Problem/Condition: Tobacco use is the leading preventable cause of cancer, contributing to at least 12 types of cancer, including acute myeloid leukemia (AML) and cancers of the oral cavity and pharynx; esophagus; stomach; colon and rectum; liver; pancreas; larynx; lung, bronchus, and trachea; kidney and renal pelvis; urinary bladder; and cervix. This report provides a comprehensive assessment of recent tobacco-associated cancer incidence for each cancer type by sex, age, race/ethnicity, metropolitan county classification, tumor characteristics, U.S. census region, and state. These data are important for initiation, monitoring, and evaluation of tobacco prevention and control measures.
Period Covered: 2010–2014.
Description of System: Cancer incidence data from CDC’s National Program of Cancer Registries and the National Cancer Institute’s Surveillance, Epidemiology, and End Results program were used to calculate average annual age-adjusted incidence rates for 2010–2014 and trends in annual age-adjusted incidence rates for 2010–2014. These cancer incidence data cover approximately 99% of the U.S. population. This report provides age-adjusted cancer incidence rates for each of the 12 cancer types known to be causally associated with tobacco use, including liver and colorectal cancer, which were deemed to be causally associated with tobacco use by the U.S. Surgeon General in 2014. Findings are reported by demographic and geographic characteristics, percentage distributions for tumor characteristics, and trends in cancer incidence by sex.
Results: During 2010–2014, approximately 3.3 million new tobacco-associated cancer cases were reported in the United States, approximately 667,000 per year. Age-adjusted incidence rates ranged from 4.2 AML cases per 100,000 persons to 61.3 lung cancer cases per 100,000 persons. By cancer type, incidence rates were higher among men than women (excluding cervical cancer), higher among non-Hispanics than Hispanics (for all cancers except stomach, liver, kidney, and cervical), higher among persons in nonmetropolitan counties than those in metropolitan counties (for all cancers except stomach, liver, pancreatic, and AML), and lower in the West than in other U.S. census regions (all except stomach, liver, bladder, and AML). Compared with other racial/ethnic groups, certain cancer rates were highest among whites (oral cavity and pharyngeal, esophageal, bladder, and AML), blacks (colon and rectal, pancreatic, laryngeal, lung and bronchial, cervical, and kidney), and Asians/Pacific Islanders (stomach and liver). During 2010–2014, the rate of all tobacco-associated cancers combined decreased 1.2% per year, influenced largely by decreases in cancers of the larynx (3.0%), lung (2.2%), colon and rectum (2.1%), and bladder (1.3%).
Interpretation: Although tobacco-associated cancer incidence decreased overall during 2010–2014, the incidence remains high in several states and subgroups, including among men, whites, blacks, non-Hispanics, and persons in nonmetropolitan counties. These disproportionately high rates of tobacco-related cancer incidence reflect overall demographic patterns of cancer incidence in the United States and also reflect patterns of tobacco use.
Public Health Action: Tobacco-associated cancer incidence can be reduced through prevention and control of tobacco use and comprehensive cancer-control efforts focused on reducing cancer risk, detecting cancer early, and better assisting communities disproportionately affected by cancer.
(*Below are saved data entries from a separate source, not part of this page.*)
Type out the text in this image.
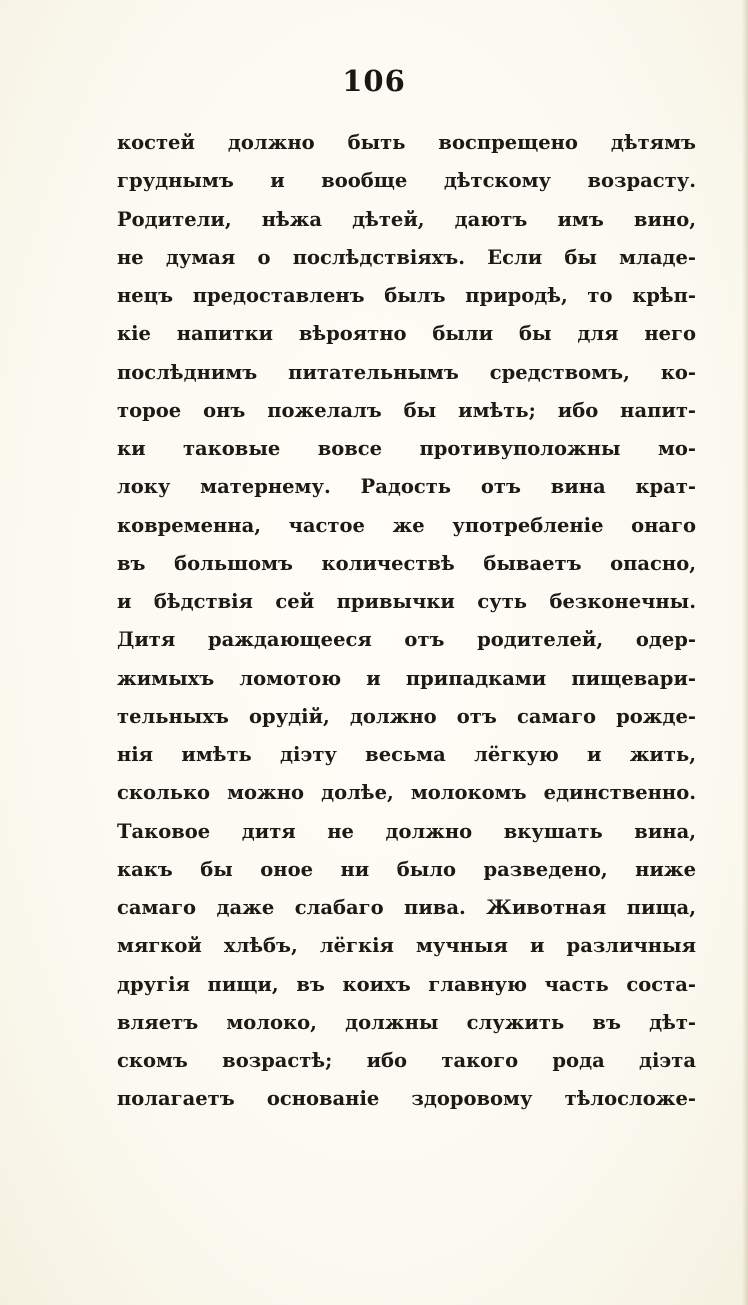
106
костей должно быть воспрещено дѣтямъ
груднымъ и вообще дѣтскому возрасту.
Родители, нѣжа дѣтей, даютъ имъ вино,
не думая о послѣдствіяхъ. Если бы младе-
нецъ предоставленъ былъ природѣ, то крѣп-
кіе напитки вѣроятно были бы для него
послѣднимъ питательнымъ средствомъ, ко-
торое онъ пожелалъ бы имѣть; ибо напит-
ки таковые вовсе противуположны мо-
локу матернему. Радость отъ вина крат-
ковременна, частое же употребленіе онаго
въ большомъ количествѣ бываетъ опасно,
и бѣдствія сей привычки суть безконечны.
Дитя раждающееся отъ родителей, одер-
жимыхъ ломотою и припадками пищевари-
тельныхъ орудій, должно отъ самаго рожде-
нія имѣть діэту весьма лёгкую и жить,
сколько можно долѣе, молокомъ единственно.
Таковое дитя не должно вкушать вина,
какъ бы оное ни было разведено, ниже
самаго даже слабаго пива. Животная пища,
мягкой хлѣбъ, лёгкія мучныя и различныя
другія пищи, въ коихъ главную часть соста-
вляетъ молоко, должны служить въ дѣт-
скомъ возрастѣ; ибо такого рода діэта
полагаетъ основаніе здоровому тѣлосложе-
Ongoing surveillance to monitor cancer incidence can identify populations with a high incidence of tobacco-associated cancers and evaluate the effectiveness of tobacco control programs and policies. Implementation research can be conducted to achieve wider adoption of existing evidence-based cancer prevention and screening programs and tobacco control measures, especially to reach groups with the largest disparities in cancer rates.